The government is planning to provide incentives worth Rs 76,000 crore towards setting up over 20 semiconductor design, components manufacturing and display fabrication units over the next six years, in a bid to make India a hub for electronics.
“Through various PLI (production linked incentive) schemes, the Centre has tried to broaden the scope of manufacturing and export from India while the semiconductor policy will help deepen India's manufacturing base,” a senior government said.
The government’s target includes one to two fab units for displays, and 10 units each for designing and manufacturing components, officials added. Semiconductors are used for making a wide range of products ranging from automobiles to handsets.

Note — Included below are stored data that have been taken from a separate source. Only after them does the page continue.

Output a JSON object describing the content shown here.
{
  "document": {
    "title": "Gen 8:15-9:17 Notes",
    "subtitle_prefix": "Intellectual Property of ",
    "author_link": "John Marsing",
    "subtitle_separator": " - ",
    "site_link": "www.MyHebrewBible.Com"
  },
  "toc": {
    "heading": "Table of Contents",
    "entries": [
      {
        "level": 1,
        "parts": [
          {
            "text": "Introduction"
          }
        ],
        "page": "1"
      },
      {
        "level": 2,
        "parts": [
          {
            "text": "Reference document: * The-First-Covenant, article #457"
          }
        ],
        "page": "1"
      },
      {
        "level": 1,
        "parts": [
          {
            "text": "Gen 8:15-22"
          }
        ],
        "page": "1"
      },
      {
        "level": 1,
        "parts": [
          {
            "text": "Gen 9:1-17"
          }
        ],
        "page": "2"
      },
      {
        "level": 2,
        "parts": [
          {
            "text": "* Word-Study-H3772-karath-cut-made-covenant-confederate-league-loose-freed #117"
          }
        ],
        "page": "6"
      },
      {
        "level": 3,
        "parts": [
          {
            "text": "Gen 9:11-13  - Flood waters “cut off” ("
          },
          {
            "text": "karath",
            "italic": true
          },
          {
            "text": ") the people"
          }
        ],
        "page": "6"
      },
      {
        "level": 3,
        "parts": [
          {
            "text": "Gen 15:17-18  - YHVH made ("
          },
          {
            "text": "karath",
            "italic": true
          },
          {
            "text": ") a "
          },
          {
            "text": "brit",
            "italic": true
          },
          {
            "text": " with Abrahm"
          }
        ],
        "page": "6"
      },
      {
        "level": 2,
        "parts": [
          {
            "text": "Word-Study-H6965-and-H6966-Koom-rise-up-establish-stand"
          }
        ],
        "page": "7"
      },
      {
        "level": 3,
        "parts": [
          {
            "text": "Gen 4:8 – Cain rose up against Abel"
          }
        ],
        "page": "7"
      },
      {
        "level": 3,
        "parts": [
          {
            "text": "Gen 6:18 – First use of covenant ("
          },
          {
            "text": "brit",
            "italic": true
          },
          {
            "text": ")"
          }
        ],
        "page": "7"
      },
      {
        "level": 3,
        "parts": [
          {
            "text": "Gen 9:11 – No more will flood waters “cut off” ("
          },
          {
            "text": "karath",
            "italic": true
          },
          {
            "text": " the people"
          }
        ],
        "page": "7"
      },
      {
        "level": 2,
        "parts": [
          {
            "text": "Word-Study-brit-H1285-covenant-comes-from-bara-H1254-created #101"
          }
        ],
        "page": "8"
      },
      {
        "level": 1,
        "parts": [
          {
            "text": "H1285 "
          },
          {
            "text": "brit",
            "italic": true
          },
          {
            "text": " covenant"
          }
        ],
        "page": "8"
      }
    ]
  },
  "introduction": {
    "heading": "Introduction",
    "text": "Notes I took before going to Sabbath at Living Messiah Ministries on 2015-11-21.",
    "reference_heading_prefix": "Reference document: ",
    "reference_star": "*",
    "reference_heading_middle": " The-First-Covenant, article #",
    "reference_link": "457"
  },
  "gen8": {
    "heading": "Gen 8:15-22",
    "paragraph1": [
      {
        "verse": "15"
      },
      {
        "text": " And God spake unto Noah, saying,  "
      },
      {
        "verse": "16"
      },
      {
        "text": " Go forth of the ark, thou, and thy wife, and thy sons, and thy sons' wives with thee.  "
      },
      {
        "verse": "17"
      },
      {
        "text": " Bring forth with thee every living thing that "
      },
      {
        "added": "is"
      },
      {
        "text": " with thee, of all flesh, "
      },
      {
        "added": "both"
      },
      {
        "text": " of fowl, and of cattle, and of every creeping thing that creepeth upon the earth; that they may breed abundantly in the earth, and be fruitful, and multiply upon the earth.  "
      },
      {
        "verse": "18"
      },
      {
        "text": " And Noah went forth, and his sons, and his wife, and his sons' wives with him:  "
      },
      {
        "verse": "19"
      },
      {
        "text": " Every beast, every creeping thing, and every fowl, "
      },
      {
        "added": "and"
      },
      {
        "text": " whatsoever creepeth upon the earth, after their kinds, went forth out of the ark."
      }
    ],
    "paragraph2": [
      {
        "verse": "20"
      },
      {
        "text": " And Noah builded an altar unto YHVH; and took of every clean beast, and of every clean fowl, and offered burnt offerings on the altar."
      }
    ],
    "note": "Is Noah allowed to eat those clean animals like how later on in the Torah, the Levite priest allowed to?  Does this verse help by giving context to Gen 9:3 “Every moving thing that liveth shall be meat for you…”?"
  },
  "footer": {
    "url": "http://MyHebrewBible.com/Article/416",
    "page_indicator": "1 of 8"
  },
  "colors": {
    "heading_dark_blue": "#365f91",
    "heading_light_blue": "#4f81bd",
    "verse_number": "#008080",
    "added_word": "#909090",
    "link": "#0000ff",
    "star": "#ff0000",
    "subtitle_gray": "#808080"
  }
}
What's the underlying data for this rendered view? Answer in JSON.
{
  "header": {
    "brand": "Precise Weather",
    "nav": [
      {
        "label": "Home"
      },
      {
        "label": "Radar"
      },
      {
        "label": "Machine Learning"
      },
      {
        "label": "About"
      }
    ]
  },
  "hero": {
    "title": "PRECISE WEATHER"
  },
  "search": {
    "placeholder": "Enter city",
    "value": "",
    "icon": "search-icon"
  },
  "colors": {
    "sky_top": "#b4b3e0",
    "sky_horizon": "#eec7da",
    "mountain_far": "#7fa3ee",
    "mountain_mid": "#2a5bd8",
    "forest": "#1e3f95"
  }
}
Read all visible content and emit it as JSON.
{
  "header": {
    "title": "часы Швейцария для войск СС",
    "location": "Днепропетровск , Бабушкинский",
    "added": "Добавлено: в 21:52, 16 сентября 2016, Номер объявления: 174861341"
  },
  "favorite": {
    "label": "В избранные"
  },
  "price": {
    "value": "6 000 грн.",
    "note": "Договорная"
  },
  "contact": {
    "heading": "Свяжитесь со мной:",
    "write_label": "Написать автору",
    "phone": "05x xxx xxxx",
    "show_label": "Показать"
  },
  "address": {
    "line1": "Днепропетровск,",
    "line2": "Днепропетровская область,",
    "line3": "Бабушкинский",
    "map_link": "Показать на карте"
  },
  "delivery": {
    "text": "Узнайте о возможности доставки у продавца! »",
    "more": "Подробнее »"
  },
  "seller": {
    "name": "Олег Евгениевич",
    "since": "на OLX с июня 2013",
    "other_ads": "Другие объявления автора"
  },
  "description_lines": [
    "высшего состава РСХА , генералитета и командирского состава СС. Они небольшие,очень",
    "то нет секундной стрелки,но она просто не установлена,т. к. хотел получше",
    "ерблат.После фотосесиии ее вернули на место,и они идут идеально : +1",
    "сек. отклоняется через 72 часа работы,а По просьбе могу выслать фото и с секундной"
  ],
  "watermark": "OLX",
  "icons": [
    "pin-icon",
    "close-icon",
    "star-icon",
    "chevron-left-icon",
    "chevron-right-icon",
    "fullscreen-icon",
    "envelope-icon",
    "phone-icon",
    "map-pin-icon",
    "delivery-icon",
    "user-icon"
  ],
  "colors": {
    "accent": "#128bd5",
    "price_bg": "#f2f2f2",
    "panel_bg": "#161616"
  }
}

The scheme is likely to go to Cabinet next week for approval and after that, the ministry of electronics & IT (MeitY) would work out the granular details and invite applications.
“…(after the Cabinet approval), the final contours of the policy will be drawn later and advertised, seeking interest from companies to invest,” another official said.
“The world has been reeling under the shortage of semiconductor chips affecting production targets across almost all industries. Since everything — from cars to TVs, laptops, earbuds, and even washing machines — use semiconductors, the policy is coming at the right time and the right place,” said Kanishka Chauhan, principal research analyst at Gartner. “If the policy can lure some of the foundries (fabrication units) to our country, it would go a big way in making our country self-reliant”.
A wafer is designed and manufactured in fabs, also called foundries, by companies such as Taiwan Semiconductor Manufacturing Company as per the requirements of chip manufacturers like Samsung, NXP and Qualcomm.
The chipmakers then package, test and sell the chips to equipment manufacturers such as Xiaomi and Cisco.
The government’s move comes nearly a year after it invited companies to express their interest and requirements for setting up semiconductor fab units.
Previous attempts to lure companies had failed despite the government offering a capital subsidy of as much as 40%. But officials say a lot has changed, especially on the infrastructure front.
New Delhi’s move also comes amid continuing global shortage of chips, which has affected the auto, smartphone and white goods industries in India in a big way as well.
Experts say that with countries like the US doling out huge subsidies to attract semiconductor manufacturers, India should act fast. Korean giant Samsung recently decided to set up a $17 billion chip-making factory in Texas, US.